With enough players and the right planning it is even possible to destroy or sieze control of space stations. For example, you could just blast your way in from the outside, try to take over from the inside with a group of heavily armed players, or attempt to hack the station's computer systems to weaken their defences. It will be difficult to pull off though, and simply charging in brandishing weapons is likely to lead to your swift demise.
Home Sweet Home
Once you have gained control of a space station, what next? Well, the game will allow you to build new modules on to the station, adding everything from research and manufacturing facilities to earn you some cash to both interior and exterior defence systems. You can even program these turrets with some basic parameters to control the circumstances under which they will fire, allowing the station to defend itself when you aren't there to give the orders.

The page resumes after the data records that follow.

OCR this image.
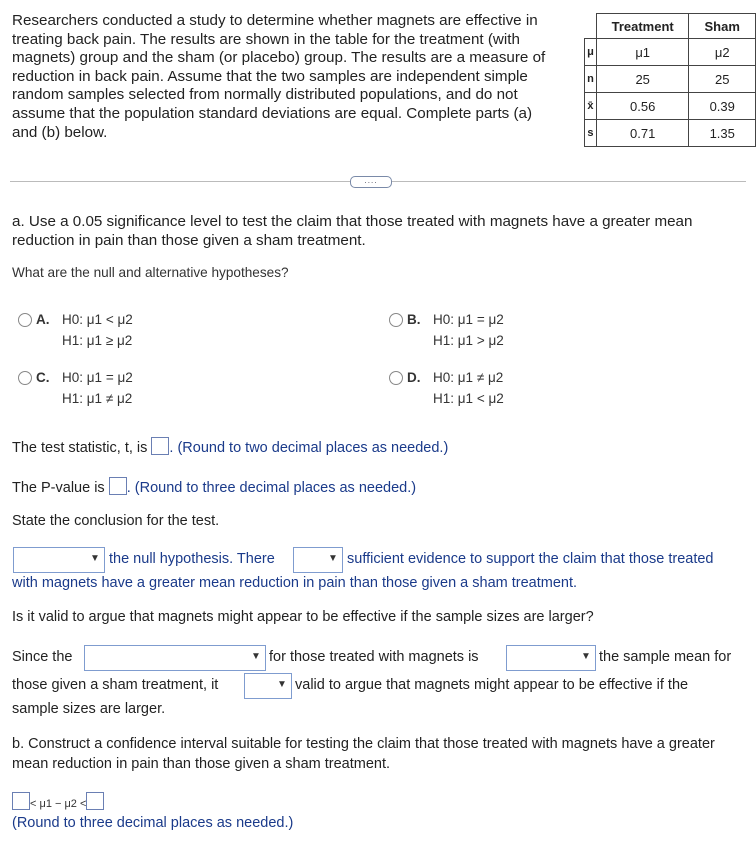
Researchers conducted a study to determine whether magnets are effective in
treating back pain. The results are shown in the table for the treatment (with
magnets) group and the sham (or placebo) group. The results are a measure of
reduction in back pain. Assume that the two samples are independent simple
random samples selected from normally distributed populations, and do not
assume that the population standard deviations are equal. Complete parts (a)
and (b) below.
	Treatment	Sham
μ	μ1	μ2
n	25	25
x̄	0.56	0.39
s	0.71	1.35
....
a. Use a 0.05 significance level to test the claim that those treated with magnets have a greater mean reduction in pain than those given a sham treatment.
What are the null and alternative hypotheses?
A. H0: μ1 < μ2
H1: μ1 ≥ μ2
B. H0: μ1 = μ2
H1: μ1 > μ2
C. H0: μ1 = μ2
H1: μ1 ≠ μ2
D. H0: μ1 ≠ μ2
H1: μ1 < μ2
The test statistic, t, is . (Round to two decimal places as needed.)
The P-value is . (Round to three decimal places as needed.)
State the conclusion for the test.
▼ the null hypothesis. There	▼ sufficient evidence to support the claim that those treated
with magnets have a greater mean reduction in pain than those given a sham treatment.
Is it valid to argue that magnets might appear to be effective if the sample sizes are larger?
Since the	▼ for those treated with magnets is	▼ the sample mean for
those given a sham treatment, it	▼ valid to argue that magnets might appear to be effective if the
sample sizes are larger.
b. Construct a confidence interval suitable for testing the claim that those treated with magnets have a greater mean reduction in pain than those given a sham treatment.
< μ1 − μ2 <
(Round to three decimal places as needed.)
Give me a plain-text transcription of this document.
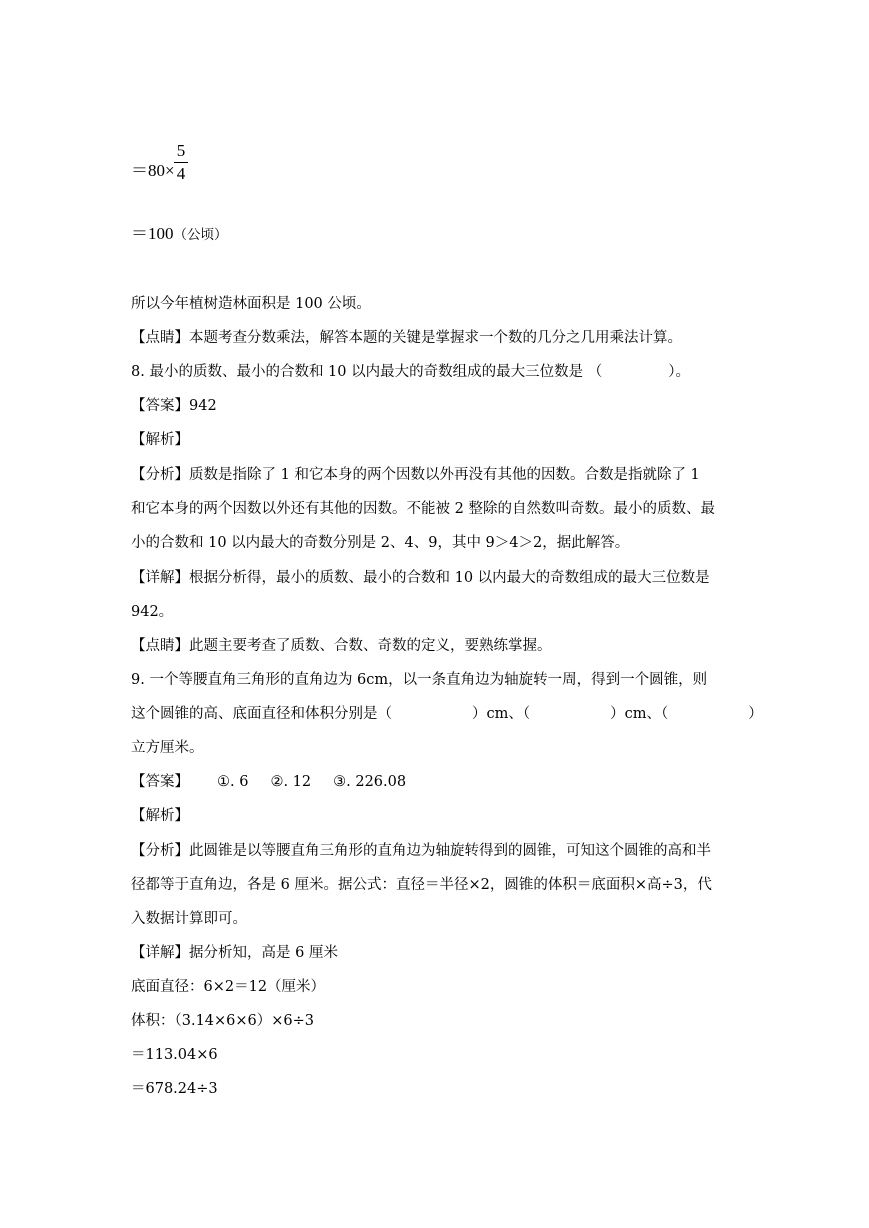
＝80×
5
4
＝100（公顷）
所以今年植树造林面积是 100 公顷。
【点睛】本题考查分数乘法，解答本题的关键是掌握求一个数的几分之几用乘法计算。
8. 最小的质数、最小的合数和 10 以内最大的奇数组成的最大三位数是 （	）。
【答案】942
【解析】
【分析】质数是指除了 1 和它本身的两个因数以外再没有其他的因数。合数是指就除了 1
和它本身的两个因数以外还有其他的因数。不能被 2 整除的自然数叫奇数。最小的质数、最
小的合数和 10 以内最大的奇数分别是 2、4、9，其中 9＞4＞2，据此解答。
【详解】根据分析得，最小的质数、最小的合数和 10 以内最大的奇数组成的最大三位数是
942。
【点睛】此题主要考查了质数、合数、奇数的定义，要熟练掌握。
9. 一个等腰直角三角形的直角边为 6cm，以一条直角边为轴旋转一周，得到一个圆锥，则
这个圆锥的高、底面直径和体积分别是（	）cm、（	）cm、（	）
立方厘米。
【答案】 ①. 6 ②. 12 ③. 226.08
【解析】
【分析】此圆锥是以等腰直角三角形的直角边为轴旋转得到的圆锥，可知这个圆锥的高和半
径都等于直角边，各是 6 厘米。据公式：直径＝半径×2，圆锥的体积＝底面积×高÷3，代
入数据计算即可。
【详解】据分析知，高是 6 厘米
底面直径：6×2＝12（厘米）
体积：（3.14×6×6）×6÷3
＝113.04×6
＝678.24÷3
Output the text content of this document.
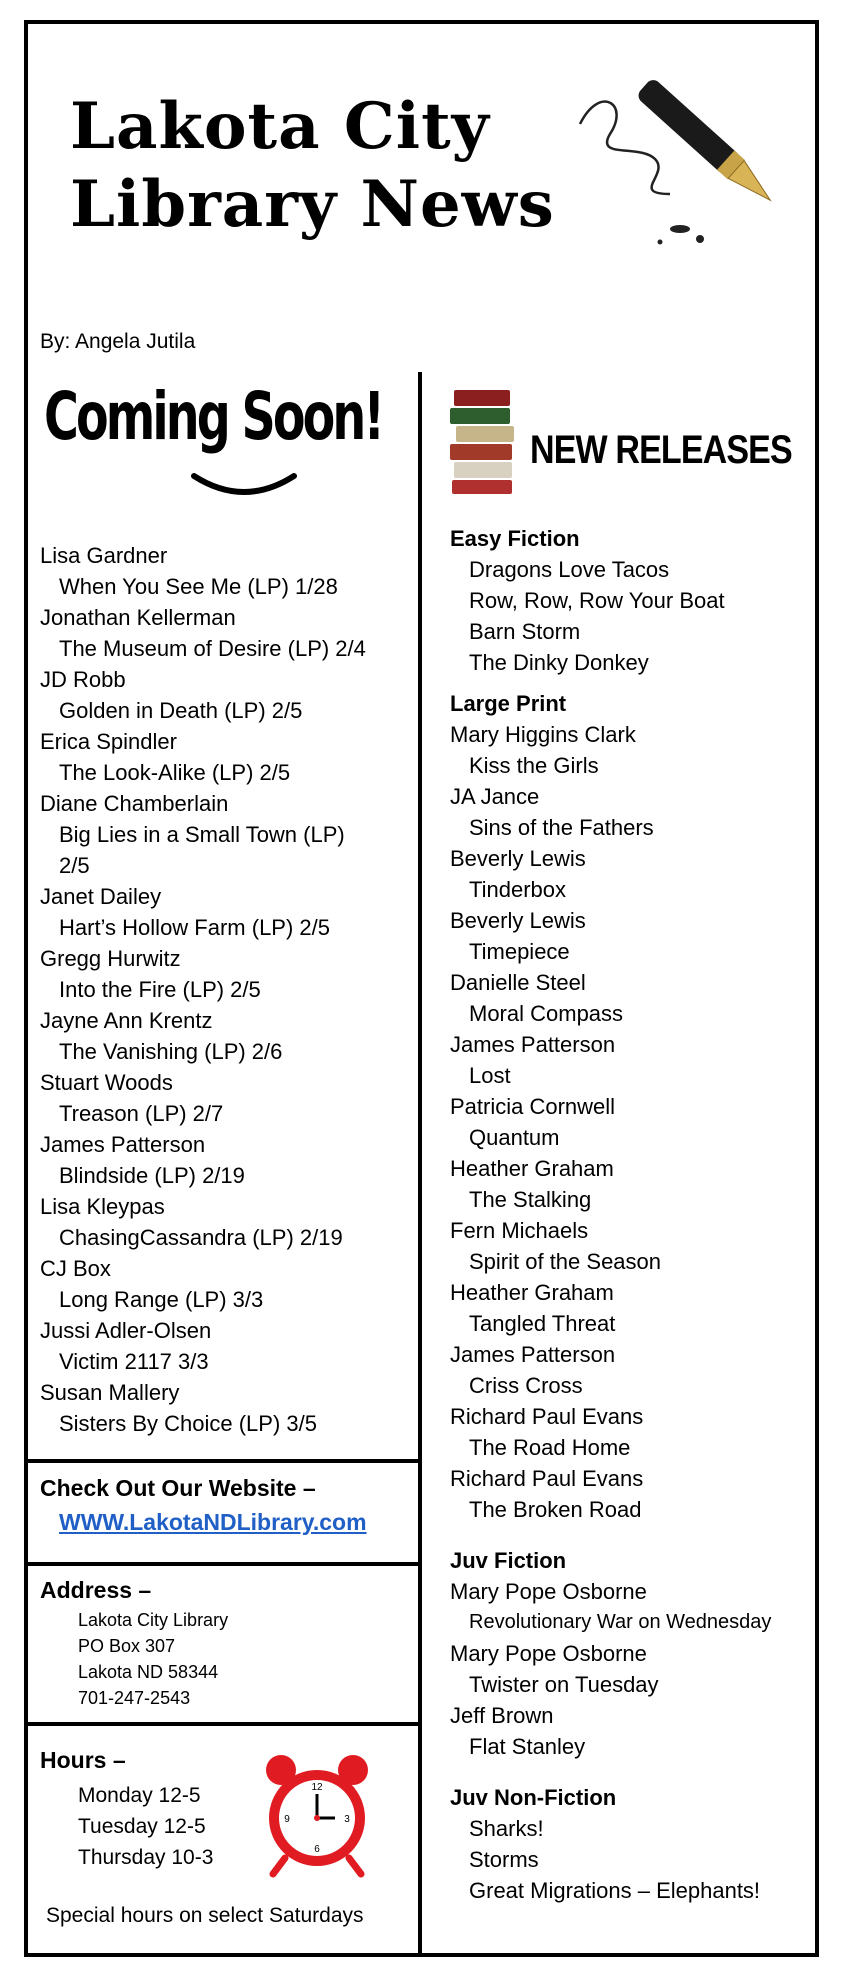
Lakota City
Library News
By: Angela Jutila
Coming Soon!
Lisa Gardner
When You See Me (LP) 1/28
Jonathan Kellerman
The Museum of Desire (LP) 2/4
JD Robb
Golden in Death (LP) 2/5
Erica Spindler
The Look-Alike (LP) 2/5
Diane Chamberlain
Big Lies in a Small Town (LP) 2/5
Janet Dailey
Hart’s Hollow Farm (LP) 2/5
Gregg Hurwitz
Into the Fire (LP) 2/5
Jayne Ann Krentz
The Vanishing (LP) 2/6
Stuart Woods
Treason (LP) 2/7
James Patterson
Blindside (LP) 2/19
Lisa Kleypas
ChasingCassandra (LP) 2/19
CJ Box
Long Range (LP) 3/3
Jussi Adler-Olsen
Victim 2117 3/3
Susan Mallery
Sisters By Choice (LP) 3/5
Check Out Our Website –
WWW.LakotaNDLibrary.com
Address –
Lakota City Library
PO Box 307
Lakota ND 58344
701-247-2543
Hours –
Monday 12-5
Tuesday 12-5
Thursday 10-3
Special hours on select Saturdays
12
3
6
9
NEW RELEASES
Easy Fiction
Dragons Love Tacos
Row, Row, Row Your Boat
Barn Storm
The Dinky Donkey
Large Print
Mary Higgins Clark
Kiss the Girls
JA Jance
Sins of the Fathers
Beverly Lewis
Tinderbox
Beverly Lewis
Timepiece
Danielle Steel
Moral Compass
James Patterson
Lost
Patricia Cornwell
Quantum
Heather Graham
The Stalking
Fern Michaels
Spirit of the Season
Heather Graham
Tangled Threat
James Patterson
Criss Cross
Richard Paul Evans
The Road Home
Richard Paul Evans
The Broken Road
Juv Fiction
Mary Pope Osborne
Revolutionary War on Wednesday
Mary Pope Osborne
Twister on Tuesday
Jeff Brown
Flat Stanley
Juv Non-Fiction
Sharks!
Storms
Great Migrations – Elephants!
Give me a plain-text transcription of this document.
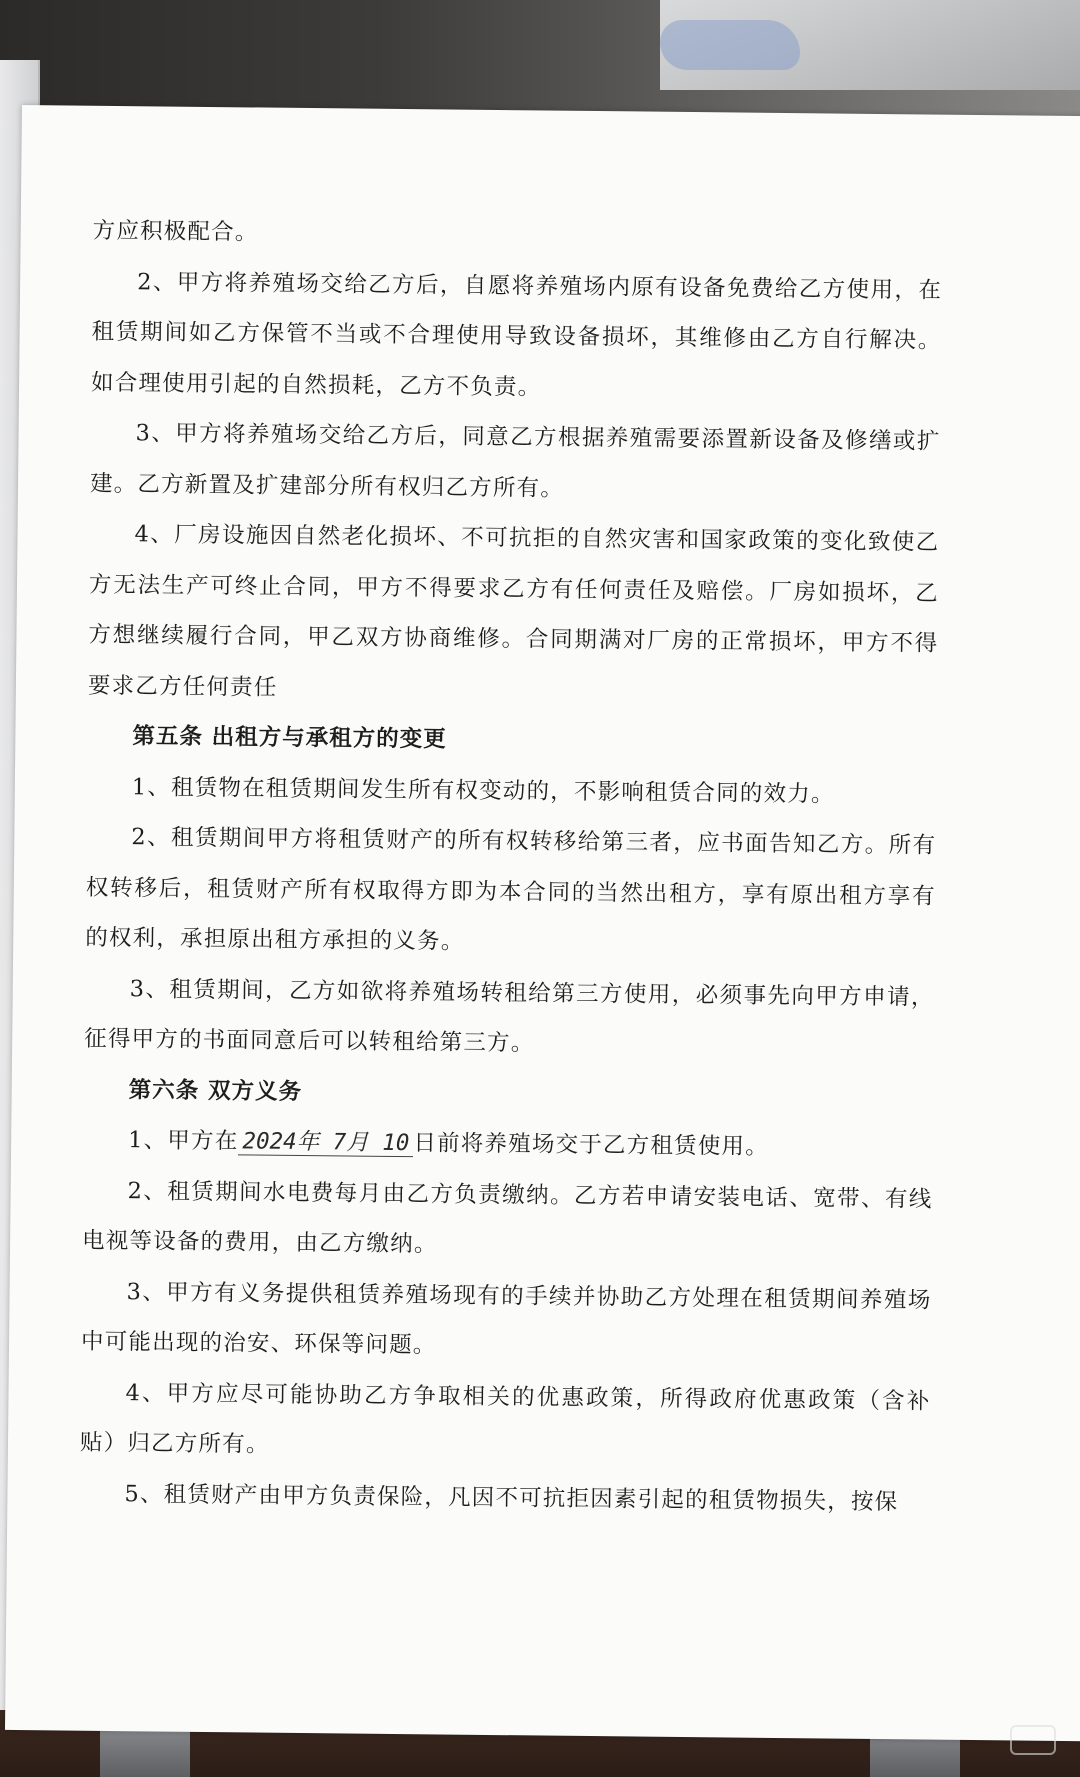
方应积极配合。

2、甲方将养殖场交给乙方后，自愿将养殖场内原有设备免费给乙方使用，在租赁期间如乙方保管不当或不合理使用导致设备损坏，其维修由乙方自行解决。如合理使用引起的自然损耗，乙方不负责。

3、甲方将养殖场交给乙方后，同意乙方根据养殖需要添置新设备及修缮或扩建。乙方新置及扩建部分所有权归乙方所有。

4、厂房设施因自然老化损坏、不可抗拒的自然灾害和国家政策的变化致使乙方无法生产可终止合同，甲方不得要求乙方有任何责任及赔偿。厂房如损坏，乙方想继续履行合同，甲乙双方协商维修。合同期满对厂房的正常损坏，甲方不得要求乙方任何责任

第五条 出租方与承租方的变更

1、租赁物在租赁期间发生所有权变动的，不影响租赁合同的效力。

2、租赁期间甲方将租赁财产的所有权转移给第三者，应书面告知乙方。所有权转移后，租赁财产所有权取得方即为本合同的当然出租方，享有原出租方享有的权利，承担原出租方承担的义务。

3、租赁期间，乙方如欲将养殖场转租给第三方使用，必须事先向甲方申请，征得甲方的书面同意后可以转租给第三方。

第六条 双方义务

1、甲方在 2024年 7月 10 日前将养殖场交于乙方租赁使用。

2、租赁期间水电费每月由乙方负责缴纳。乙方若申请安装电话、宽带、有线电视等设备的费用，由乙方缴纳。

3、甲方有义务提供租赁养殖场现有的手续并协助乙方处理在租赁期间养殖场中可能出现的治安、环保等问题。

4、甲方应尽可能协助乙方争取相关的优惠政策，所得政府优惠政策（含补贴）归乙方所有。

5、租赁财产由甲方负责保险，凡因不可抗拒因素引起的租赁物损失，按保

Controlling a space station also allows you to trade goods with the planet which it is orbiting, buying products and raw materials from the surface and either using them on the station or selling them on to traders visiting your outpost at the price of your choice. Every planet imports and exports various goods, and if you and your friends can gain control of every station orbiting it you will have a strangehold on its economy. As some planets export rare or even unique products that may be needed elsewhere, you can then cut off vital supplies and enforce your monopoly to raise prices.
The range of possibilities on offer are almost endless, and the developers seem to be aiming to give players as much freedom as possible, instead of trying to limit them with rules and restrictions. The universe of 3rd World is likely to be a rather violent and lawless one in places, but it does mean that (within reason) you will be able to do whatever you want to, even if you may have to face the consequences later.
The character development system has also been designed to give you as wide a choice as possible, with many ways of gaining experience, and a wide range of skills which you can choose to train yourself in as your character develops.
Skills vary from computer hacking to weapons abilities. Combat on board space stations is a simple case of pointing and clicking, using a system similar to that found in most role-playing and real-time strategy games, but once out in space, Vitomir told us that you will need a mixture of "tactics, planning and skills" to be successful.
As well as the usual benefits from completing quests and emerging victorious in battle, experience can also be earned by trading, running space stations, and even carrying out jobs for other players. Somewhat uniquely you will be able to hire other characters to work for you, and pay them both in cash and with experience. This should prove particularly useful for players who control space stations, as they will be able to divert some of the regular flow of experience they get from the job towards hiring other characters to help them out. How this will work in practice remains to be seen, but it's certainly a novel idea.
Ever since the first massively multiplayer games started springing up, many of us have been awaiting the arrival of an Elite-style space sim which would allow us to fly amongst the stars with hundreds of other players. Sadly there have been a lot of false starts, and nobody has quite hit the mark yet.
Assuming that Vitomir and his team can pull off their ambitious design they will have the genre virtually to themselves, and if they can implement even half of what has been promised it should be well worth a look for space sim addicts and role-players alike. Hopefully we will know more next year as the game nears completion, but it's certainly looking intriguing at this point.